At least 25 people have been killed by insurgents linked to the Islamic State movement at a school in western Uganda.
Eight others remain in critical condition after the attack at Lhubiriha Secondary School in Mpondwe.
Police say the Allied Democratic Forces (ATF), a Ugandan group based in the Democratic Republic of Congo (DRC), carried out the attack on Friday.
Police added that soldiers are pursuing the fleeing group towards Virunga National Park in the DRC.
“So far 25 bodies have been recovered from the school and transferred to Puera Hospital,” national police spokesman Fred Enanga said in a statement on Saturday.
He added that during the attack on Friday night, a hostel in the school was burnt down and a food stall was looted.
Many students are still unaccounted for, AFP news agency reported, and dozens are feared to have been abducted.

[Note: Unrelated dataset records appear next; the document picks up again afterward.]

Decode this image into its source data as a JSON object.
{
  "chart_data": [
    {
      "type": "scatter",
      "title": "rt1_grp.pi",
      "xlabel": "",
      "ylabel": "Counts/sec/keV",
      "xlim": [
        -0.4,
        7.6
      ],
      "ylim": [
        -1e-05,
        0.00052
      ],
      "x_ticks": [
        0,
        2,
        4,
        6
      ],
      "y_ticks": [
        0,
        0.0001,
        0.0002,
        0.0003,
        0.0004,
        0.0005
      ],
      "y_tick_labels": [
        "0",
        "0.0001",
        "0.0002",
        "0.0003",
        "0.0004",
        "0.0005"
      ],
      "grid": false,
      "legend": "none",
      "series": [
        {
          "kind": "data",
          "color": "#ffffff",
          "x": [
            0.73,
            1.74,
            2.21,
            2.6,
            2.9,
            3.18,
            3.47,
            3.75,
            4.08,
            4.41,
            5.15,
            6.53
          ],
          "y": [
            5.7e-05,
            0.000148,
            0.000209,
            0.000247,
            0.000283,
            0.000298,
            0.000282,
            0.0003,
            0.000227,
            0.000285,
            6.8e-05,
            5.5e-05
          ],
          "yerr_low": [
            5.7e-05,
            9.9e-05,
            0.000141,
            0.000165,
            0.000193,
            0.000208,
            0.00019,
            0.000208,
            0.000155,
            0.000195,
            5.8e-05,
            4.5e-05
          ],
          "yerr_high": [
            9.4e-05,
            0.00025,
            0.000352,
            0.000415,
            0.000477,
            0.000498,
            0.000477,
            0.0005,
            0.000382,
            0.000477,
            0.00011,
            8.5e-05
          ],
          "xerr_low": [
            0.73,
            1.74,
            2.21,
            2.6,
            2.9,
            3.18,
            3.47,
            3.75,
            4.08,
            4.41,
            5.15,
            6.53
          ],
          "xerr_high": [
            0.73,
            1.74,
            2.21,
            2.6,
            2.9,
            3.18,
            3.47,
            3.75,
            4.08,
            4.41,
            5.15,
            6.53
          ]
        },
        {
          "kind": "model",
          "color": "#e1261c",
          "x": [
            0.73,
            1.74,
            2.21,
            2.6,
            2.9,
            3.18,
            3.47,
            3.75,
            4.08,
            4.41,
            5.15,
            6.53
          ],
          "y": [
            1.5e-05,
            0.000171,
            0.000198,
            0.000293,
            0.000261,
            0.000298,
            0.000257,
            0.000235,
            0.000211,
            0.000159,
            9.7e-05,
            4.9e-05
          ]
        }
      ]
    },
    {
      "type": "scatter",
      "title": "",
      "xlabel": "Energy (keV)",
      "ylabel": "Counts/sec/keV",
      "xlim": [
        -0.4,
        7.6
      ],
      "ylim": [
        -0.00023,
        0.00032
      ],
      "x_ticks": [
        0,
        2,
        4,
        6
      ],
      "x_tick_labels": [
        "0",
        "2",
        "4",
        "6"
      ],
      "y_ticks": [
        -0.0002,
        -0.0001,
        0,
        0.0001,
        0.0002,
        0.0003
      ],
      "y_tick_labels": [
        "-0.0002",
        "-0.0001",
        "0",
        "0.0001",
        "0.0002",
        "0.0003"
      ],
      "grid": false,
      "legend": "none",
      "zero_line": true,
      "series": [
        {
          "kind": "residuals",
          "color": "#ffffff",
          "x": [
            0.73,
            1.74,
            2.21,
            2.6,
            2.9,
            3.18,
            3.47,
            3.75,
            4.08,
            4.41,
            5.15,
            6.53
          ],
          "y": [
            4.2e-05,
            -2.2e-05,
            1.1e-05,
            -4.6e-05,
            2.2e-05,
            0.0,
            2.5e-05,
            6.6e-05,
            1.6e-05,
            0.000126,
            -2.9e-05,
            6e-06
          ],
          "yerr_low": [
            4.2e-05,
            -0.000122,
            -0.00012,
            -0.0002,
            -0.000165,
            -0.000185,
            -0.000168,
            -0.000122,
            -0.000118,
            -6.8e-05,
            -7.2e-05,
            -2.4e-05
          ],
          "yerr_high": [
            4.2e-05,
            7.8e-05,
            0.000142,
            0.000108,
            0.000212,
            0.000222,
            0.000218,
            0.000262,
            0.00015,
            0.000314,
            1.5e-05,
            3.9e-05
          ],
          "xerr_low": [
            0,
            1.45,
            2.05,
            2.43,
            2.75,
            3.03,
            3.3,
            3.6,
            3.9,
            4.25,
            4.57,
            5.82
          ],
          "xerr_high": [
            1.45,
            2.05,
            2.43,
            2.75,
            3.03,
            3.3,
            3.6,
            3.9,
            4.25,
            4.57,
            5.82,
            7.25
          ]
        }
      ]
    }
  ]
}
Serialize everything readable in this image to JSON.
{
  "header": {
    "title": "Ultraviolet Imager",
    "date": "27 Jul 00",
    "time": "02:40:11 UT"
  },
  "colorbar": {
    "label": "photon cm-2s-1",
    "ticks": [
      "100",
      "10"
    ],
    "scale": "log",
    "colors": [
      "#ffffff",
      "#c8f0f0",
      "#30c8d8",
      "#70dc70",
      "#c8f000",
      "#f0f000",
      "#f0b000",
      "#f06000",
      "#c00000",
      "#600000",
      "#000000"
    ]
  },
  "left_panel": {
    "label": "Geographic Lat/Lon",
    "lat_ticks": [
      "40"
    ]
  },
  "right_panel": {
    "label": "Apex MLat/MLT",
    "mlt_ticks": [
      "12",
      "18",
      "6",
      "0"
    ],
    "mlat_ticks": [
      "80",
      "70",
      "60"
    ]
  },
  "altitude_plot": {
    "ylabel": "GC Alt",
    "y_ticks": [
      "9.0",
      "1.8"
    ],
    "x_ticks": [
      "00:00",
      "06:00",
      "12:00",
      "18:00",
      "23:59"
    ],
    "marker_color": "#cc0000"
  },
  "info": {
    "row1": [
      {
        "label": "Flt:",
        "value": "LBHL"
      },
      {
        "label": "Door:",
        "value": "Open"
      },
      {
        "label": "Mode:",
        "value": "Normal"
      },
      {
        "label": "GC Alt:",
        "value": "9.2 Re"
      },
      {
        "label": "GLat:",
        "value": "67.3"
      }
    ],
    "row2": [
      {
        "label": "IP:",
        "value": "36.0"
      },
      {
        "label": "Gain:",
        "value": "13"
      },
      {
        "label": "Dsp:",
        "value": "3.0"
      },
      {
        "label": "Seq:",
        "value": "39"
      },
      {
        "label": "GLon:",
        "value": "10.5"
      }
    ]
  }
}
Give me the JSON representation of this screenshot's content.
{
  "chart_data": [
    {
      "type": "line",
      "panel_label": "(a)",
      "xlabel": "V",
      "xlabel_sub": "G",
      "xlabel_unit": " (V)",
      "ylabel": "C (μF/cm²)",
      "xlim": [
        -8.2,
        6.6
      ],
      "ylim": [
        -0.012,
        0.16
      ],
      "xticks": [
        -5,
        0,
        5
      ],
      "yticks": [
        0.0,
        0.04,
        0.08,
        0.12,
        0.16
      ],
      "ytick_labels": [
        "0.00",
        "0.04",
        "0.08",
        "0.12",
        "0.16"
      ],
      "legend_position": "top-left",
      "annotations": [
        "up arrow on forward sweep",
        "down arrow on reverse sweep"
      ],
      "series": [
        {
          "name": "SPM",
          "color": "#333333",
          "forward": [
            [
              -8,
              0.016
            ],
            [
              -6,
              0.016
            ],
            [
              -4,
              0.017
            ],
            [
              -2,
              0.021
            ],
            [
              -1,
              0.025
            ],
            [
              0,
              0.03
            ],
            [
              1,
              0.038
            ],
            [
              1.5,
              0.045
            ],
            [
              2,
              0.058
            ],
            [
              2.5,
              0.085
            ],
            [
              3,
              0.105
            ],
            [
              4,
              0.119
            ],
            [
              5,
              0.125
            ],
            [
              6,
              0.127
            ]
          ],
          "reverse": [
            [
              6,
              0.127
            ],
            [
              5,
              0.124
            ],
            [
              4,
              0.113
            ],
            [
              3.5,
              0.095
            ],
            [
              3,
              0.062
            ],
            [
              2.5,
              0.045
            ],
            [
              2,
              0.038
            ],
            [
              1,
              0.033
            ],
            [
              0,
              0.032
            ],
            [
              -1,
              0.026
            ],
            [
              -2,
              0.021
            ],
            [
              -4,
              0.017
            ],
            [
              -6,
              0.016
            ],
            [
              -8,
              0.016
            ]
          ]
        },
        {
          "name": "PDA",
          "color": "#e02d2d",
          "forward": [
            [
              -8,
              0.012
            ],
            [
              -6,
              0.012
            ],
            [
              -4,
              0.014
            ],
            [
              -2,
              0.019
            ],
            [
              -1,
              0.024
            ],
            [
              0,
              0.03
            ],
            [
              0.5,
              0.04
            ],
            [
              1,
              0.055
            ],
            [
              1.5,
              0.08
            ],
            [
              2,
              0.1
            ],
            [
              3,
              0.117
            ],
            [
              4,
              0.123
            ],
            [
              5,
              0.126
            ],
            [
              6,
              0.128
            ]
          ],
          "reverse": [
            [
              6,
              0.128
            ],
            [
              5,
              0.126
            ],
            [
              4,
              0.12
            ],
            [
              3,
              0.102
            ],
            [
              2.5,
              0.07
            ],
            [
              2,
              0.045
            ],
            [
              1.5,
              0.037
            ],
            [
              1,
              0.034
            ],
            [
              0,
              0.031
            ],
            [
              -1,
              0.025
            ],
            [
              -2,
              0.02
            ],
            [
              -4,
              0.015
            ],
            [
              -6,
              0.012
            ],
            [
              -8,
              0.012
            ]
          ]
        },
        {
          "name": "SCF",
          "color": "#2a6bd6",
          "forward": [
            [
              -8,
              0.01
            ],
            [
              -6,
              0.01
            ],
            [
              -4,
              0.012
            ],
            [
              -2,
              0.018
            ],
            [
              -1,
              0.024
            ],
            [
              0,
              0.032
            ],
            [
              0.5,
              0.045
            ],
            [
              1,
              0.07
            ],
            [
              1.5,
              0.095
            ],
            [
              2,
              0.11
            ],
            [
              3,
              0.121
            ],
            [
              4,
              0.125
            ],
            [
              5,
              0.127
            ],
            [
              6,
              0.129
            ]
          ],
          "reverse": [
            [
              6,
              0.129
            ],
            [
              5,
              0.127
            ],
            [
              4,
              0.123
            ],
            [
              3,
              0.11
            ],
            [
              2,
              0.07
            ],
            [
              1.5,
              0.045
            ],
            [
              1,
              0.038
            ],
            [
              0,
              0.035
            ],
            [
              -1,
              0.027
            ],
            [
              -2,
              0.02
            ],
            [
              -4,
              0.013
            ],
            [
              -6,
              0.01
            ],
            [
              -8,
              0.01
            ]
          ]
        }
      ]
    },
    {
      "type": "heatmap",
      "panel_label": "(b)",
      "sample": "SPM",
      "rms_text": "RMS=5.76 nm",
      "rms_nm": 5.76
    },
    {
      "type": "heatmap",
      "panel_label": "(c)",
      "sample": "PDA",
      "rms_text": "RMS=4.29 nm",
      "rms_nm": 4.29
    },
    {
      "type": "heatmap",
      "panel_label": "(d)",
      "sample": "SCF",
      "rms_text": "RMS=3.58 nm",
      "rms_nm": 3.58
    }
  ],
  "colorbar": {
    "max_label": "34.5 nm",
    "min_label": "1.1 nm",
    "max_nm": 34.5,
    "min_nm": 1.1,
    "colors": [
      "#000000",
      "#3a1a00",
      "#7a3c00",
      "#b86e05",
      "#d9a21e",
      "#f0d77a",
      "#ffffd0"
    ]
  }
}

The attackers fled towards Virunga National Park – Africa’s oldest and largest national park, home to rare species including mountain gorillas.
Militants, including the ADF, also use the vast stretch of land along the Ugandan-Rwanda border as a hideout.
The attack on the school, located two kilometers (1.25 miles) from Uganda’s border with the DRC, was the first attack on a Ugandan school in years.
In June 1998, an ADF attack on the Kichwamba Institute of Technology near the DRC border left 80 students burned to death in their dormitories. More than 100 students were kidnapped.
The ADF was formed in eastern Uganda in the 1990s and took up arms against long-serving President Yoweri Museveni, accusing the government of persecution of Muslims.
After being defeated by the Ugandan army in 2001, it relocated to North Kivu province in the DRC.
ADF rebels have been operating from within the DRC for the past two decades.